Stiftung Warentest rät von Vergleichsportal “Verivox” ab

Die Versprechen sind groß. „Bis zu 720 Euro sparen pro Jahr“, wirbt das Portal Verivox derzeit auf seiner Startseite. „Über 1.000 Stromanbieter“ und „mehr als 22.000 Tarife“ seien gelistet. Darüber in fetten Lettern der Hinweis: „Stromvergleich mit Empfehlungen der Stiftung Warentest“.
In der am Freitag erschienenen Ausgabe der Zeitschrift Finanztest, die von der Stiftung Warentest herausgegeben wird, kommt Verivox allerdings nicht so gut weg. Wechselwilligen Strom- und Gaskunden werde die Verwendung des Verivox-Rechners nicht mehr empfohlen, heißt es da. Grund dafür seien geänderte Voreinstellungen auf der Plattform. Demnach haben die Portalbetreiber im Dezember fast alle voreingestellten Filter bei der Erstabfrage abgeschafft. Das führt laut Stiftung Warentest dazu, dass Nutzer per Standardsuche nicht immer den tatsächlich günstigsten Tarif auf Platz eins angezeigt bekommen.

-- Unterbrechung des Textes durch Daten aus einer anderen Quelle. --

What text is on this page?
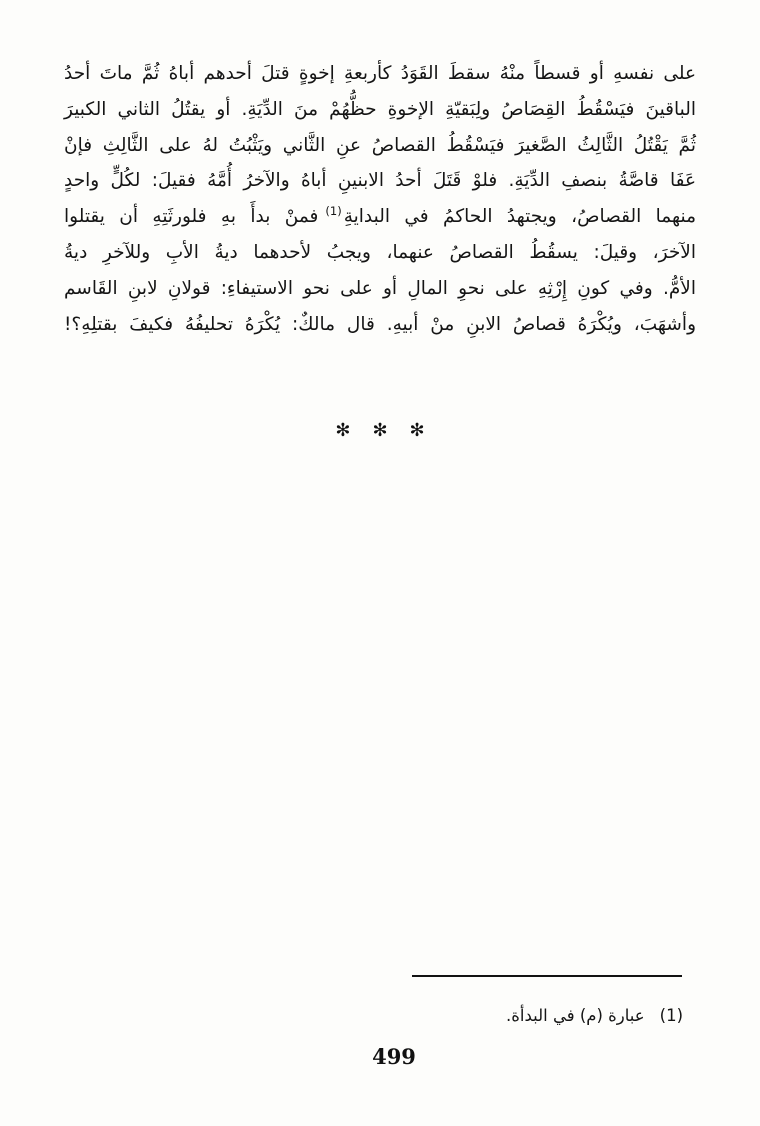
على نفسهِ أو قسطاً منْهُ سقطَ القَوَدُ كأربعةِ إخوةٍ قتلَ أحدهم أباهُ ثُمَّ ماتَ أحدُ
الباقينَ فيَسْقُطُ القِصَاصُ ولِبَقيّةِ الإخوةِ حظُّهُمْ منَ الدِّيَةِ. أو يقتُلُ الثاني الكبيرَ
ثُمَّ يَقْتُلُ الثَّالِثُ الصَّغيرَ فيَسْقُطُ القصاصُ عنِ الثَّاني ويَثْبُتُ لهُ على الثَّالِثِ فإنْ
عَفَا قاصَّةُ بنصفِ الدِّيَةِ. فلوْ قَتَلَ أحدُ الابنينِ أباهُ والآخرُ أُمَّهُ فقيلَ: لكُلٍّ واحدٍ
منهما القصاصُ، ويجتهدُ الحاكمُ في البدايةِ$^{(1)}$فمنْ بدأَ بهِ فلورثَتِهِ أن يقتلوا
الآخرَ، وقيلَ: يسقُطُ القصاصُ عنهما، ويجبُ لأحدهما ديةُ الأبِ وللآخرِ ديةُ
الأمُّ. وفي كونِ إِرْثِهِ على نحوِ المالِ أو على نحو الاستيفاءِ: قولانِ لابنِ القَاسم
وأشهَبَ، ويُكْرَهُ قصاصُ الابنِ منْ أبيهِ. قال مالكٌ: يُكْرَهُ تحليفُهُ فكيفَ بقتلِهِ؟!
✻ ✻ ✻
(1)عبارة (م) في البدأة.
499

Ihre Kritik belegen die Experten mit Daten aus einer Stichprobe, die sie in den letzten fünf Januartagen gezogen haben. Im konkreten Fall sollte ein günstiger Stromanbieter für einen Vier-Personen-Haushalt in Berlin gefunden werden. Als jährlicher Verbrauch wurden 3.500 Kilowattstunden angesetzt. Laut Finanztest landete an allen Tagen ein 24-Monats-Tarif von Immergrün auf Platz eins. Hinter dieser Marke steht die 365 AG, ein Energiediscounter mit Sitz in Köln. Besonderheit des Tarifs: ein Neukundenbonus von 284 Euro fürs erste Vertragsjahr. Die Immergrün-Offerte schaffte es aber nur deshalb ganz nach oben, weil Verivox den Preis fürs erste Vertragsjahr – abzüglich Bonus – als entscheidendes Ranking-Kriterium definierte. „Betrachtet man den Gesamtpreis für 24 Monate, findet man auf den Plätzen vier bis zwölf andere Tarife, die billiger sind als der Erstplatzierte“, so Finanztest. Maximal habe der Preisvorteil bei 71 Euro gelegen.
Neue Filterregeln sorgen für Kritik
Mit den neuen Voreinstellungen ist Verivox von der bisherigen Praxis abgerückt, standardmäßig nur Verträge mit zwölfmonatiger Laufzeit zu listen. Das sehen die Finanzexperten kritisch. Vergleichsrechnungen hätten gezeigt, dass sich Verträge mit 24-monatiger Laufzeit in der Regel nicht lohnten. Günstiger sei es, zwei Verträge über je zwölf Monate abzuschließen, um doppelt Boni abzufassen.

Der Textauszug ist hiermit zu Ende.